By RodionGork, history, 21 month(s) ago, In English

three men inventing something to drink

We know the problem of "maximal pair matching" (or "maximal matching in bipartite graph) — one of solutions for it is via "maximum flow" algorithms.

But how to solve certain extension of the problem?

Statement

There is a set of 3*N persons, gender-agnostic. We want to split them into N groups of 3.

For every two of them we know the value of mutual happiness of being together in the same group (e.g. we have a diagonally symmetric table 3N by 3N of happiness).

Now, how to maximize happiness? Assuming happiness of a group is sum of 3 pair's happiness in it — and total happiness is the sum over group's happiness.

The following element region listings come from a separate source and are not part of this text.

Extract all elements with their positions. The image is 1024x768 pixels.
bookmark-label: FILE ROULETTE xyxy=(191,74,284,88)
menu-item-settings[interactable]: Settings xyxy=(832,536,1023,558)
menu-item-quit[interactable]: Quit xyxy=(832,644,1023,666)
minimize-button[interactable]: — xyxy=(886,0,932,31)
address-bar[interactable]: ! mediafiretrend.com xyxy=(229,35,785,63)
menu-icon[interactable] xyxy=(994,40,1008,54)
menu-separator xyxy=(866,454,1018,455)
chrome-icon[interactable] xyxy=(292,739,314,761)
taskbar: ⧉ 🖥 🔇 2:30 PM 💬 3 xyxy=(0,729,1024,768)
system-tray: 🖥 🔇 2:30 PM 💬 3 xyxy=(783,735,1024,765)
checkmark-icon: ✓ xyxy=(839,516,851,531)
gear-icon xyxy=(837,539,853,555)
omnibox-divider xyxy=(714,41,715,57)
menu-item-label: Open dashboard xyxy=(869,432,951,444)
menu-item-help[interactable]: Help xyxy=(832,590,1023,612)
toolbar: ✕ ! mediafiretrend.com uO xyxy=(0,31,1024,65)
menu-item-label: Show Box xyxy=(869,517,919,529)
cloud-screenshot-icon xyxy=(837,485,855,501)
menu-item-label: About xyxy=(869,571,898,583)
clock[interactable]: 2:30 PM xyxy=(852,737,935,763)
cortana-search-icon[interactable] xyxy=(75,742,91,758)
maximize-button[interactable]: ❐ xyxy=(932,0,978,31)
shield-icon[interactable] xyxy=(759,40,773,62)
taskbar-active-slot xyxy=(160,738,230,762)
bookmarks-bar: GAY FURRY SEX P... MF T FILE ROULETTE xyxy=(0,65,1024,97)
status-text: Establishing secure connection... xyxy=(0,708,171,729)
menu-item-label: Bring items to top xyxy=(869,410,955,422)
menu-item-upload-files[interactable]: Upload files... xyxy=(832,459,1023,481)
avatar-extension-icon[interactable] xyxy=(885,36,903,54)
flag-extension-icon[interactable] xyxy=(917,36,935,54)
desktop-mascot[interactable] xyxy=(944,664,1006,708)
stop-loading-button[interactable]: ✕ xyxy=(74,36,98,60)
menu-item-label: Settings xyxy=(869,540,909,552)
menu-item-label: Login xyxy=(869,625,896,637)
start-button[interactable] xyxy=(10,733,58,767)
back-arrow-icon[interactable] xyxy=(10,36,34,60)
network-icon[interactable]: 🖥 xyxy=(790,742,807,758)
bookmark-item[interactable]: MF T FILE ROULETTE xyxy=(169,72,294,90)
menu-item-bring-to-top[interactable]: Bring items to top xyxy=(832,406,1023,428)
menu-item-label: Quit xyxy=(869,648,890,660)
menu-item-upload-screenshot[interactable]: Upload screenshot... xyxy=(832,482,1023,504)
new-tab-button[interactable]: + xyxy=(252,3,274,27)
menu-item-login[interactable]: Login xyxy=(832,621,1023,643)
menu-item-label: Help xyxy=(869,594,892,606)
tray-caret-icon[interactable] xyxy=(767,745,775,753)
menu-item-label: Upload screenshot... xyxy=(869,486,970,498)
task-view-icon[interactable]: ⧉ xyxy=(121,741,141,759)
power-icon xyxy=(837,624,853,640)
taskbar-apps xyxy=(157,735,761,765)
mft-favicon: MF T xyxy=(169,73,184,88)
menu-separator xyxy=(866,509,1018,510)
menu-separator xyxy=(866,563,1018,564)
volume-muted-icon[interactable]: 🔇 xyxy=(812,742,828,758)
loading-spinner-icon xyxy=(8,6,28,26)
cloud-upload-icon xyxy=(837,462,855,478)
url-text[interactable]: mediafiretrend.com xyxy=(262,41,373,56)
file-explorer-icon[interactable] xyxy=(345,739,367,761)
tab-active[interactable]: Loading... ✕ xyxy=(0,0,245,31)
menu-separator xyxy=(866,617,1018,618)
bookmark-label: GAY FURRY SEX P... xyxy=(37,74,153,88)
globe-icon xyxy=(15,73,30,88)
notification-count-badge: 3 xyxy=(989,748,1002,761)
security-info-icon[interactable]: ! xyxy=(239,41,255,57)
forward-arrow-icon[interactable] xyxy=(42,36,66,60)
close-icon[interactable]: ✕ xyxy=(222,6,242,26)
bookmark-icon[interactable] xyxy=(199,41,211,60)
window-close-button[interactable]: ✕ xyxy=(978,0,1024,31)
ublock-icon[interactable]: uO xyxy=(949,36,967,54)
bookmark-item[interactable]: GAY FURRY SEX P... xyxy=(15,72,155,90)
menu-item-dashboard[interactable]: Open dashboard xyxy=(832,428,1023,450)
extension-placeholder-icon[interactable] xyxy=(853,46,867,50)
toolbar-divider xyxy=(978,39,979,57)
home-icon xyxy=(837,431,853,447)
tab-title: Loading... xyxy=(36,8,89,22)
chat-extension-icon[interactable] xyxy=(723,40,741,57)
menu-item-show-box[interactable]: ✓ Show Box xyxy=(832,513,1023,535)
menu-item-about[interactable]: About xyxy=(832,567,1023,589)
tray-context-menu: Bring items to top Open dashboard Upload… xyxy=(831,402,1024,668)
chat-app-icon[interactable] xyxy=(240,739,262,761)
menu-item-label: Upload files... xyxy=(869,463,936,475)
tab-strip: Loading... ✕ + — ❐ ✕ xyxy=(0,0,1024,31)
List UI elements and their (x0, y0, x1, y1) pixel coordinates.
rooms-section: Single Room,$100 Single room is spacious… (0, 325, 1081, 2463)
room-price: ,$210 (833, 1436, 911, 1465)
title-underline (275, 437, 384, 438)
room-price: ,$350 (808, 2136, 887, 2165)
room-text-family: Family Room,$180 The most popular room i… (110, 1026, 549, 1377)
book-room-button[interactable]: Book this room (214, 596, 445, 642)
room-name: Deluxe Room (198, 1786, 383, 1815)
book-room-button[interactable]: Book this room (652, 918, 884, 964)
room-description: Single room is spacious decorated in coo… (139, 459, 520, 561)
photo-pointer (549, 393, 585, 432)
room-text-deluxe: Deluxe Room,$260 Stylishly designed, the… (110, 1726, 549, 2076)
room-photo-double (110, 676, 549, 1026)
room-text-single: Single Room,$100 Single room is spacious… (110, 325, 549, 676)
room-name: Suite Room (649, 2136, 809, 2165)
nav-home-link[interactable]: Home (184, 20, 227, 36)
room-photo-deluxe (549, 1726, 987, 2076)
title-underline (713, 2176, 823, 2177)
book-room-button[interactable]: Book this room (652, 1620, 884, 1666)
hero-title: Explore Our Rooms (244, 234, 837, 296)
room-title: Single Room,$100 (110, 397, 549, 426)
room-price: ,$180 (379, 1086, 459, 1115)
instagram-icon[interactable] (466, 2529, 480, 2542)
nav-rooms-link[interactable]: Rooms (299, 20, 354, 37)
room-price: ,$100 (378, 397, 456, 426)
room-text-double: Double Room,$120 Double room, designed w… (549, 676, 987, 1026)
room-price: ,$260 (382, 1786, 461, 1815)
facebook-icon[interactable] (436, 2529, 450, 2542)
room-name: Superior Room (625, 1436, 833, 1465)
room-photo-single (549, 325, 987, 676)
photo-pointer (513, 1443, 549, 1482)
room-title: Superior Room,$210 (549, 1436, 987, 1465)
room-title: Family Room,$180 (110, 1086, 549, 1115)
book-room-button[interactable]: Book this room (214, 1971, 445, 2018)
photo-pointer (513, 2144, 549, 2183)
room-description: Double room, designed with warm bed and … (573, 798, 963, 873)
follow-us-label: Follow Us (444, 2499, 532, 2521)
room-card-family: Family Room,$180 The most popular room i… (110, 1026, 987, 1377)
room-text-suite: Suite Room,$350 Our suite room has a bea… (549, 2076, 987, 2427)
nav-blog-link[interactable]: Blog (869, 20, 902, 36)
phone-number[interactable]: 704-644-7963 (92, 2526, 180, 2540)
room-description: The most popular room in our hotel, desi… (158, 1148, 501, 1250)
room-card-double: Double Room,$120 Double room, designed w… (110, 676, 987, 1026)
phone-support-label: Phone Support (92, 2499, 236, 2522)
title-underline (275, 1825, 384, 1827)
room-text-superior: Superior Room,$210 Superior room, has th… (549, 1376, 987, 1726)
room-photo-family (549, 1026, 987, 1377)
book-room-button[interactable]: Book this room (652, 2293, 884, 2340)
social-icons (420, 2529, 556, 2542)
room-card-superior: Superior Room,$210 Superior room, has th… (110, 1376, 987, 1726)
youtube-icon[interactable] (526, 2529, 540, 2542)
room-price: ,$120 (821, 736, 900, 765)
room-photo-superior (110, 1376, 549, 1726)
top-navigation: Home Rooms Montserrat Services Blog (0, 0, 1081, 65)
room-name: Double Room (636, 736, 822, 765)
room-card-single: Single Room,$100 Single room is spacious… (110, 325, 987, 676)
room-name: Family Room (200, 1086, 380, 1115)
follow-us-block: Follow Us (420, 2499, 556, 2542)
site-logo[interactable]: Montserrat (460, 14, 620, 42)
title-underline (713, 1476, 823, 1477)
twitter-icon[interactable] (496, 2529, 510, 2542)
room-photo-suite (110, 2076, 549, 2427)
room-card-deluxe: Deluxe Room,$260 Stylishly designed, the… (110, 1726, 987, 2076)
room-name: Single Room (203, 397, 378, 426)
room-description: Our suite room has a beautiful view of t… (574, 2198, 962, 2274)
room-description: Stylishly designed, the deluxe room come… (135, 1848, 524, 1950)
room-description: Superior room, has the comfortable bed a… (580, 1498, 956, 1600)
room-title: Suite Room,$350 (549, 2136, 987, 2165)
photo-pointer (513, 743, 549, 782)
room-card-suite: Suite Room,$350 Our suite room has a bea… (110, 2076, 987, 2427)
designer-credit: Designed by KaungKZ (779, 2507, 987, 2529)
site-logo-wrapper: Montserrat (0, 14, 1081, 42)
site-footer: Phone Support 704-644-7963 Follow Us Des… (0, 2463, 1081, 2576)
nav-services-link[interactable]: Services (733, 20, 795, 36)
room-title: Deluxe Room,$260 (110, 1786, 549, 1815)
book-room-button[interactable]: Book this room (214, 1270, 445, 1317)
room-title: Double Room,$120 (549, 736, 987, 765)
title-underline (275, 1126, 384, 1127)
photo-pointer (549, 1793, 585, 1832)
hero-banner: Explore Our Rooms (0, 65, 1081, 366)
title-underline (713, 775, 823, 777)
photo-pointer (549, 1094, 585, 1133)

Any ideas? Iterative random swaps may help in improving happiness but is there precise solution (without brute-force iterating over all possible group arrangements as their number increases pretty fast).

Thanks in advance!

  • Vote: I like it
  • +9
  • Vote: I do not like it

»
21 month(s) ago, # |
  Vote: I like it +8 Vote: I do not like it

As a newbie I am not able to answer your problem. But to the best of my knowledge, max matching in hypergraphs is NP-hard.

You might investigate max matchings in hypergraphs.

  • »
    »
    21 month(s) ago, # ^ |
      Vote: I like it +3 Vote: I do not like it

    For a newbie you do know some very curious keywords :) thanks, I'll check!